SALEM - Survival - that's the number one goal of an active shooter response program being instituted in Salem city schools.
"We're constantly looking at ways to get better at keeping our kids safe," Superintendent Tom Bratten said.
The school district and Salem Police Department are working together to put into place a program known simply as A.L.I.C.E., which stands for Alert, Lockdown, Inform, Counter and Evacuate.
Those five steps and options to consider will be taught to school staff members during training sessions on Thursday and next Monday. School will be on a two-hour delay each of those days to accommodate the training schedule, with notices being sent to parents.
"We're training for a violent intruder, anybody who wants to go into a school or building and cause serious physical harm," Salem Patrolman Brad Davis said.

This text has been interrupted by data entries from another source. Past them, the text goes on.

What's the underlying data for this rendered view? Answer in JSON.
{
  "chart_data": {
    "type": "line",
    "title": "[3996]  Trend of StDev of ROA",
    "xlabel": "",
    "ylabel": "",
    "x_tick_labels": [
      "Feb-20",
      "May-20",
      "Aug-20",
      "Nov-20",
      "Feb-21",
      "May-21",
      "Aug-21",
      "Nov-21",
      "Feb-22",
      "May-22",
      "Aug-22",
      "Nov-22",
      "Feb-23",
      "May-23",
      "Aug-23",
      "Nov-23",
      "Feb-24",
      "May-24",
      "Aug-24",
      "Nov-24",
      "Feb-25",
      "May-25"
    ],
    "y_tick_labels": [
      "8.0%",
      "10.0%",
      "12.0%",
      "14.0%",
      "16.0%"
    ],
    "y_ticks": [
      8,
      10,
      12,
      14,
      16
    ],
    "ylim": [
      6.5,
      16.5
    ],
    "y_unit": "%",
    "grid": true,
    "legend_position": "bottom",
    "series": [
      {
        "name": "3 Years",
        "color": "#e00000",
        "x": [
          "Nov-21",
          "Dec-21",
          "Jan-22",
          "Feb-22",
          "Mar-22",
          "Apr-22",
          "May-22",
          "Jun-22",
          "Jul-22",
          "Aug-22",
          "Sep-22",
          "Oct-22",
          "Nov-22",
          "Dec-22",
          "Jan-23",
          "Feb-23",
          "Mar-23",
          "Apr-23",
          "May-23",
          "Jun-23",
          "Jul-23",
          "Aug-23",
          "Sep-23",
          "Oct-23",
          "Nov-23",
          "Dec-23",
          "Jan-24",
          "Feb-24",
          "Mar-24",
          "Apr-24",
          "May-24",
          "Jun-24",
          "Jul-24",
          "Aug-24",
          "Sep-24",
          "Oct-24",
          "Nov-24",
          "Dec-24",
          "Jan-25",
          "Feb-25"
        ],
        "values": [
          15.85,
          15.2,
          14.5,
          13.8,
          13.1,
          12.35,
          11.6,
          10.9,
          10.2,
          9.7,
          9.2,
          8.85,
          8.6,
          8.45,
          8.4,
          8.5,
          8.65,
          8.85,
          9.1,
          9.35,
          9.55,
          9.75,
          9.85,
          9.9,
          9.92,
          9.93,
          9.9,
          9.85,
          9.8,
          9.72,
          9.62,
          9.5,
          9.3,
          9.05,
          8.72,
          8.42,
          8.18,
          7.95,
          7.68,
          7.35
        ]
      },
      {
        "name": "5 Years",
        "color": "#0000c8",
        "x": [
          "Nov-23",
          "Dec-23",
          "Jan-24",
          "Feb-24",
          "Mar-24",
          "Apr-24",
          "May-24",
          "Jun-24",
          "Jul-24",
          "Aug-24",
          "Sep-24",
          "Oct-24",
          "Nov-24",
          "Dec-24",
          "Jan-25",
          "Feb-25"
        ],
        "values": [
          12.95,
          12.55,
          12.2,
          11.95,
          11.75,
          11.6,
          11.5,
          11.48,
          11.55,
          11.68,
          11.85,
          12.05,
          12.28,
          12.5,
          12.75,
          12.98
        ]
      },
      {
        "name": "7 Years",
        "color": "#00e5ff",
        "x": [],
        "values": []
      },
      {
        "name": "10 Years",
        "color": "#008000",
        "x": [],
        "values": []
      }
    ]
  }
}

Davis, who serves as the department's juvenile officer and school resource officer, attended A.L.I.C.E. training with Salem schools Dean of Students Hank Brock, with the cost for both of them paid by the district. Bratten explained that once the staff is trained, the teachers will work with their students in their individual classrooms so they'll know what to do if a potentially violent event occurs.
"There's a mindset that it can't happen here. If it happened in a one-room schoolhouse in Pennsylvania, it can certainly happen in Salem, Ohio," Davis said, referring to a school shooting which cost the lives of several Amish students.
He said kids are trained now to lock the door, turn off the lights and sit in a corner until the police arrive, but he said that's not good enough anymore. Instead, they'll be taught to be more aware of their surroundings and options they can take.
Bratten said the training teachers do with the students will be age-appropriate. They may practice barricading a door. Some training, such as where to gather after leaving the building, won't come until an event actually happens, if it happens.
Police Chief J.T. Panezott said there's more than one way to do everything and this way, school staff members will have options for what they can do. In a press release that explained the program, he said the police department isn't teaching fighting techniques, but instructors will teach survival strategies, with confrontation of an intruder a last resort.
Davis and Brock will be assisted by Salem's newest patrolman, Craig Crider, who is also certified for the program and previously served as the school resource officer for the West Branch school district when he worked for the Goshen Township Police Department.
A press release explained each of the five A.L.I.C.E. steps, starting with Alert, to sound the alarm about the situation at hand and to call police, with information provided by all means possible, including the public address system.
Under Lockdown, doors should be locked to give students and staff time to recognize the threat and if they're not in the danger zone, they should evacuate as fast as they can. Davis noted that if the threat is on the other side of the school building, there's no reason to stay if students and teachers can safely get out.
Inform means to keep teachers, staff members and students and police up to date on the location of the threat in the school.
Counter means to interrupt the physical act of the shooting.
"If the shooter walks into a classroom or hall and you have no escape route, start throwing anything and everything you can at him to interrupt his shooting and his accuracy. This is a last resort and is a survival process to stay alive. If the gunman can be overpowered by multiple people after being distracted and hit with items, swarm the shooter and detain him," the press release said.
The last step, Evacuate, means to get as many people away from the situation as possible, as fast as possible. Again, if a group of students isn't near the shooter or the area where the activity is occurring, they should get out. Leave the building and go to a designated spot.
As part of the planning, police will know the designated spots where to expect students and staff members.
"We're looking at different protocols to handle different types of situations and need to train our officers to be able to respond to those," Panezott said.
Both he and Bratten thought the training was a great idea.
"We're trying to increase our odds of survival," Bratten said.
Part of the training will including barricading, if necessary, with Davis saying there's a difference between that and just locking a door.
He used the shooting at the Virginia Tech campus several years ago as an example. In one room where they used a conventional lockdown technique, there were 14 in the room, with 10 killed and two injured. In another room, they did something different, with 19 present, two killed and three wounded. In a room that was barricaded, there were 12 people, with none injured or killed.
Panezott said the A.L.I.C.E. system isn't just for schools. They held a dry run last week at city hall with city officials and employees. They trained about 20 people, explaining the process and using ping pong balls to simulate bullets. During the first round, every person in the room got hit. During the second round, after the training was explained and sunk in, only one person was hit.
If something happens, Davis said they may not stop casualties from occurring, but they may reduce the number of casualties.
He added the biggest con out there is people saying they're training kids to bring books to a gunfight. He said what they're actually doing is "giving them options to survive."
He paraphrased a quote from Theodore Roosevelt, saying in any moment of decision, the best thing anyone can do is the right thing, the next best thing is the wrong thing and the worst thing anybody can do is to do nothing.
"Every plan is going to have it's detractors and the other option is to do nothing and that's not an option for us," Bratten said.
When asked if the district has considered arming teachers with guns, he indicated that's not an idea the board feels comfortable with doing. There's never been a vote on it, but it's been talked about during work sessions and the feelings weren't strong enough to put it up for a vote, he said.
With A.L.I.C.E., the safety of the students and staff members is the only concern.